The competition was fun overall, but our team made a ton of silly mistakes, likely due to nerves and that none of us had been under the pressure of competing in-person for a programming contest before. For example, Problem I was a standard dynamic programming problem that we could have been first to solve, but instead took us forever to debug after we submitted a WA (wrong answer) because we just missed a small case when determining the valid transition states. These mistakes plagued us throughout.

This year's competition was super implementation heavy - the ideas weren't that tricky but the implementation was annoying. For example, Problem K was determining if two trees were the same (super easy idea, just sort nodes at each depth), but reading in the input was annoying, since the input formatted a tree as using parentheses: (10 (23 24)) represents a tree with root node 10 and (23, 24) as its children.

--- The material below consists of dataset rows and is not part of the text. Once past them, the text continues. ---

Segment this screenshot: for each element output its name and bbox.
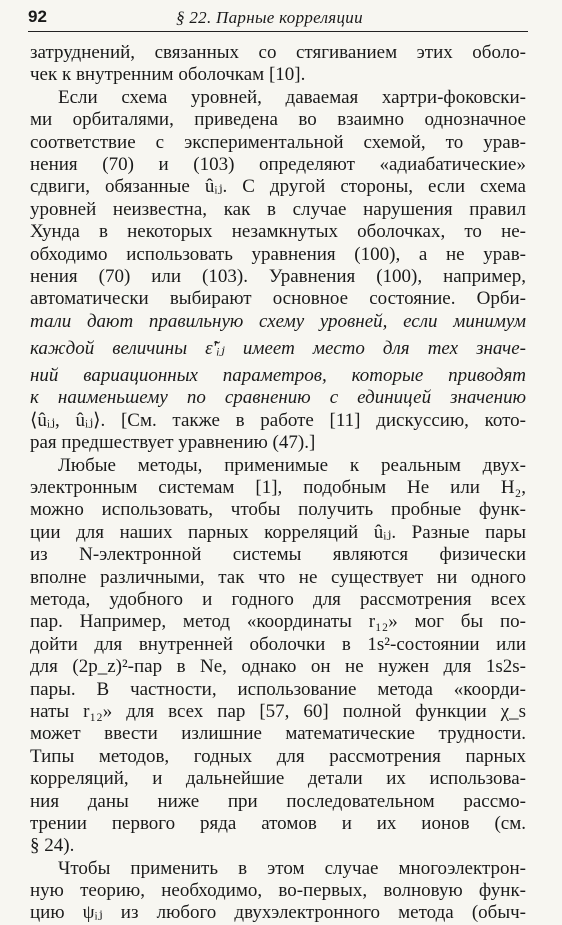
text-line: для (2p_z)²-пар в Ne, однако он не нужен для 1s2s- (30, 656, 526, 678)
text-line: ний вариационных параметров, которые приводят (30, 365, 526, 387)
text-line: ми орбиталями, приведена во взаимно однозначное (30, 109, 526, 131)
text-line: к наименьшему по сравнению с единицей значению (30, 387, 526, 409)
text-line: пар. Например, метод «координаты r₁₂» мог бы по- (30, 611, 526, 633)
text-line: можно использовать, чтобы получить пробные функ- (30, 499, 526, 521)
text-line: Типы методов, годных для рассмотрения парных (30, 745, 526, 767)
text-line: нения (70) или (103). Уравнения (100), например, (30, 265, 526, 287)
text-line: сдвиги, обязанные ûᵢⱼ. С другой стороны, если схема (30, 176, 526, 198)
body-text (30, 42, 526, 925)
text-line: каждой величины ε̃′ᵢⱼ имеет место для тех значе- (30, 338, 526, 360)
text-line: обходимо использовать уравнения (100), а не урав- (30, 243, 526, 265)
text-line: Хунда в некоторых незамкнутых оболочках, то не- (30, 221, 526, 243)
text-line: ния даны ниже при последовательном рассмо- (30, 790, 526, 812)
text-line: Чтобы применить в этом случае многоэлектрон- (58, 857, 526, 879)
text-line: пары. В частности, использование метода «коорди- (30, 678, 526, 700)
text-line: электронным системам [1], подобным He или H₂, (30, 477, 526, 499)
text-line: вполне различными, так что не существует ни одного (30, 566, 526, 588)
text-line: тали дают правильную схему уровней, если минимум (30, 310, 526, 332)
text-line: трении первого ряда атомов и их ионов (см. (30, 812, 526, 834)
text-line: дойти для внутренней оболочки в 1s²-состоянии или (30, 633, 526, 655)
text-line: уровней неизвестна, как в случае нарушения правил (30, 198, 526, 220)
text-line: корреляций, и дальнейшие детали их использова- (30, 768, 526, 790)
text-line: из N-электронной системы являются физически (30, 544, 526, 566)
page-header (28, 3, 528, 32)
text-line: цию ψᵢⱼ из любого двухэлектронного метода (обыч- (30, 902, 526, 924)
text-line: нения (70) и (103) определяют «адиабатические» (30, 153, 526, 175)
text-line: метода, удобного и годного для рассмотрения всех (30, 588, 526, 610)
text-line: соответствие с экспериментальной схемой, то урав- (30, 131, 526, 153)
text-line: чек к внутренним оболочкам [10]. (30, 64, 306, 86)
page-number: 92 (28, 7, 47, 26)
text-line: наты r₁₂» для всех пар [57, 60] полной функции χ_s (30, 700, 526, 722)
text-line: § 24). (30, 835, 75, 857)
text-line: может ввести излишние математические трудности. (30, 723, 526, 745)
text-line: рая предшествует уравнению (47).] (30, 432, 316, 454)
text-line: ции для наших парных корреляций ûᵢⱼ. Разные пары (30, 521, 526, 543)
text-line: ⟨ûᵢⱼ, ûᵢⱼ⟩. [См. также в работе [11] дискуссию, кото- (30, 409, 526, 431)
text-line: затруднений, связанных со стягиванием этих оболо- (30, 42, 526, 63)
text-line: Если схема уровней, даваемая хартри-фоковски- (58, 86, 526, 108)
text-line: Любые методы, применимые к реальным двух- (58, 454, 526, 476)
text-line: автоматически выбирают основное состояние. Орби- (30, 288, 526, 310)
running-title: § 22. Парные корреляции (176, 8, 363, 27)
text-line: ную теорию, необходимо, во-первых, волновую функ- (30, 880, 526, 902)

Personally, I’m not a fan of these types of problems as I prefer when the the difficulty of problems stems from the problem itself but it is what it is. We ended up with 7 solves, which was good enough for 12th place in our region. Unfortunately for us but congratulations to them, another Brown team consisting of some graduate students popped off and was able to qualify for NAC. Even if they didn’t exist, we would have needed to have committed many fewer sillies and solved the one problem we misread, but it was doable. Not the best, but I’ll be sure to grind for next year.

It started snowing during the competition, but as I came out of the final awards room I felt a sudden sense of relief that a long stretch was over. It felt a little melancholic and bittersweet (though I could be being too dramatic here). The sleep on the Uber ride on the way back for real hit lol.

Jeez, that was quite long. Thanks for reading, if you made it 🙂


[1] Yeah, that's just words to me too.